Mitsubishi Fuso prometió llevar a cero las emisiones de sus fábricas para 2039. Lo ha logrado, con 14 años de antelación. Suena a triunfo. Pero hay un truco: lo que llegó a cero fue el balance, no el volumen real de emisiones. El resto del CO2 lo compensó comprando créditos de carbono certificados.

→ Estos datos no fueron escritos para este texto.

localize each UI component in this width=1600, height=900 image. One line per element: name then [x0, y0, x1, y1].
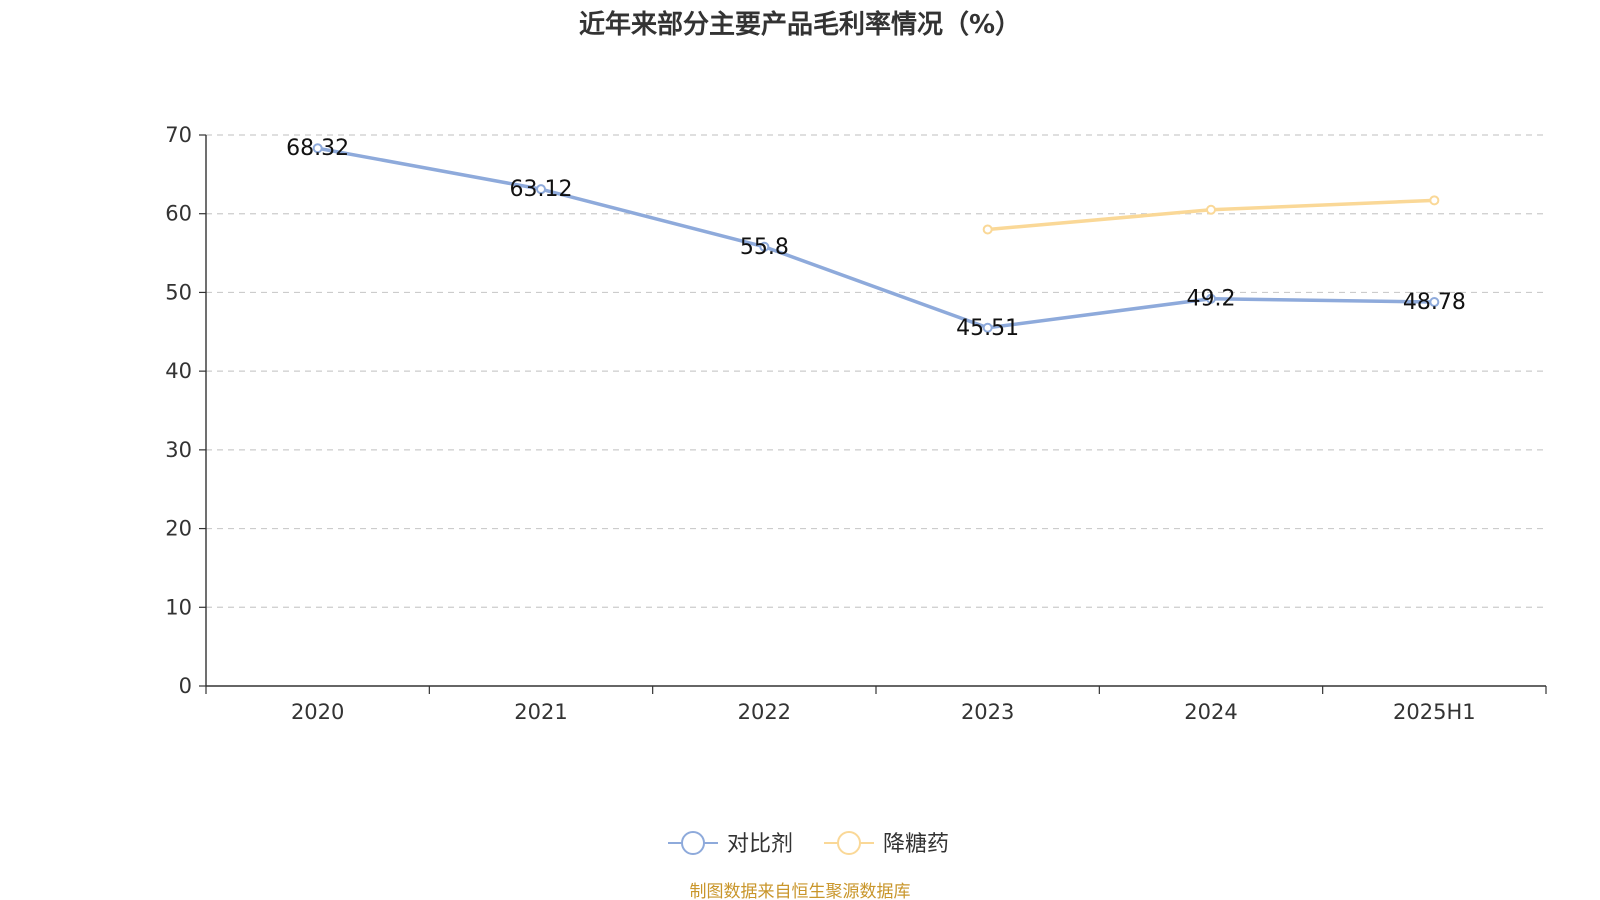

Cuatro plantas japonesas obtuvieron la certificación de carbono neutral para 2025: las fábricas de Kawasaki y Nakatsu, la planta de autobuses Mitsubishi Fuso Bus Manufacturing en Toyama, y la planta de carrocerías PABCO en Sagami. En un principio, Fuso solo planeaba alcanzar la neutralidad hacia 2039, pero en 2023 aceleró de forma notable y adelantó el objetivo a 2025. Para entonces, Kawasaki y Nakatsu ya habían reducido sus emisiones más de un 20% respecto a 2015, y su electricidad comprada ya procedía de fuentes renovables.
Los paneles solares, el ahorro energético y la electricidad verde hicieron gran parte del trabajo. Pero no todo. Durante el año natural 2025 y el primer trimestre de 2026, Fuso cerró el hueco restante con créditos, la parte que la propia compañía sigue calificando de inevitable. A partir de abril de 2026, el fabricante promete mantener la neutralidad mediante nuevos recortes de CO2. Lo que no dice es si en algún momento dejará de usar créditos, ni qué parte del resultado se debe realmente a ellos.
Y aquí hay un detalle fácil de pasar por alto. La neutralidad anunciada cubre solo las operaciones de producción. Los proveedores, el transporte de componentes y el funcionamiento de los camiones y autobuses diésel quedan fuera. Las certificaciones ISO 14001 e ISO 50001 que respaldan el anuncio tampoco son prueba de emisiones nulas: solo confirman sistemas de gestión ambiental y energética, nada más.
Solo hay una forma de comprobar un anuncio tan ambicioso: un informe con el volumen absoluto de emisiones, el número de créditos utilizados y datos de un auditor independiente. Mientras no exista, la pregunta sigue abierta: cuánto hay aquí de descarbonización real de las plantas y cuánto de una compensación bien empaquetada, conseguida fuera de ellas.